Wieder mal ist es das System Schule, das mich über meine Identität nachdenken lässt und darüber, was meine Namen damit zu tun haben. Am Freitag kam der Brief von der weiterführenden Schule, Junior ist angenommen und geht ab August auf sein – oder unser – Wunsch-Gymnasium. Und der Brief ist adressiert an mich – natürlich. Und zwar mit allen meinen Vornamen. Dabei bin ich mir 1000-prozentig sicher, dass ich wie immer nur Anna angegeben habe.

Ja, Schulanmeldungen sind so eine Sache für sich. Da geht die Geburtsurkunde über den Tisch und na klar stehen da nicht nur alle Vornamen von Junior, sondern auch alle meine Vornamen drauf. Und auch auf dem Schreiben von der Stadt, dem Auszug aus dem Sorgerechtsregister, ist mein Name komplett angegeben. Jetzt bin ich im System – mit allen drei Vornamen.

Mein Vater, der schon vor seinem Studium ein Fan der großen amerikanischen Literatur war und seine Magisterarbeit über James Joyce geschrieben hatte, hatte beschlossen: Meine erste Tochter muss den Namen Anna Livia Plurabelle tragen. Denn sie ist nach Joyce das weibliche Prinzip des Universums, die „All-Frau“, alles vereint sich in ihr. So ist Anna Livia Plurabelle nicht nur das berühmteste, meistzitierte Kapitel des unübersetzbarsten aller Bücher, nämlich Finnegans Wake, nein, es ist auch mein Name.

Wenn ich die Wahl habe, dann verschweige ich meine beiden anderen Vornamen, denn Anna ist so schön kurz, unkompliziert, funktioniert in allen Ländern und Sprachen. Die Bedeutung war für mich immer nebensächlich, für mich ist das mein Name und mehr nicht.

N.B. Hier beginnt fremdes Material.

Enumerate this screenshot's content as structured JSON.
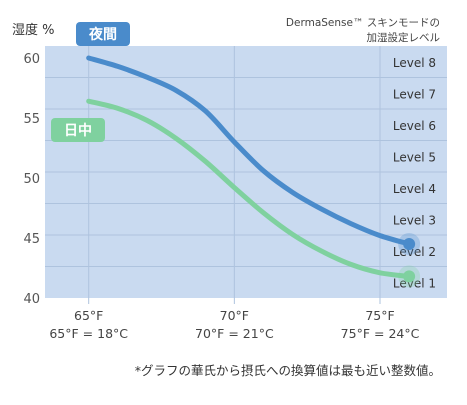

Aber wenn ich ihn dann doch mal angeben muss, ganz, dann fühlt sich das oft so an, als wäre es nicht mein Name. Auf meinem Personalausweis stehen natürlich alle Vornamen, passen noch in eine Zeile, das ist gut. Aber bei Bank, Krankenkasse und so weiter bin ich nur Anna Livia, weil das System nicht mehr Platz vorgesehen hatte. Und an der Uni habe ich mich absichtlich nur mit Anna eingeschrieben, das ging auch.

Aber keinen Einfluss hatte ich darauf, als ich selbst aufs Gymnasium kam, 1996, da war es wie jetzt bei Juniors Anmeldung: Ich wurde erfasst mit all meinen Vornamen, Geburtsurkunde und so. Und auf allen Klassenlisten, bis in die Oberstufe, standen dann auch alle Vornamen drauf. Bis auch der letzte Lehrer und die letzte Lehrerin darüber gestolpert war und mich gefragt hatte, woher denn dieser ungewöhnliche Name gekommen war. Ich hatte also sehr, sehr oft die Verbindung zwischen meinem Vater, James Joyce und mir erklärt.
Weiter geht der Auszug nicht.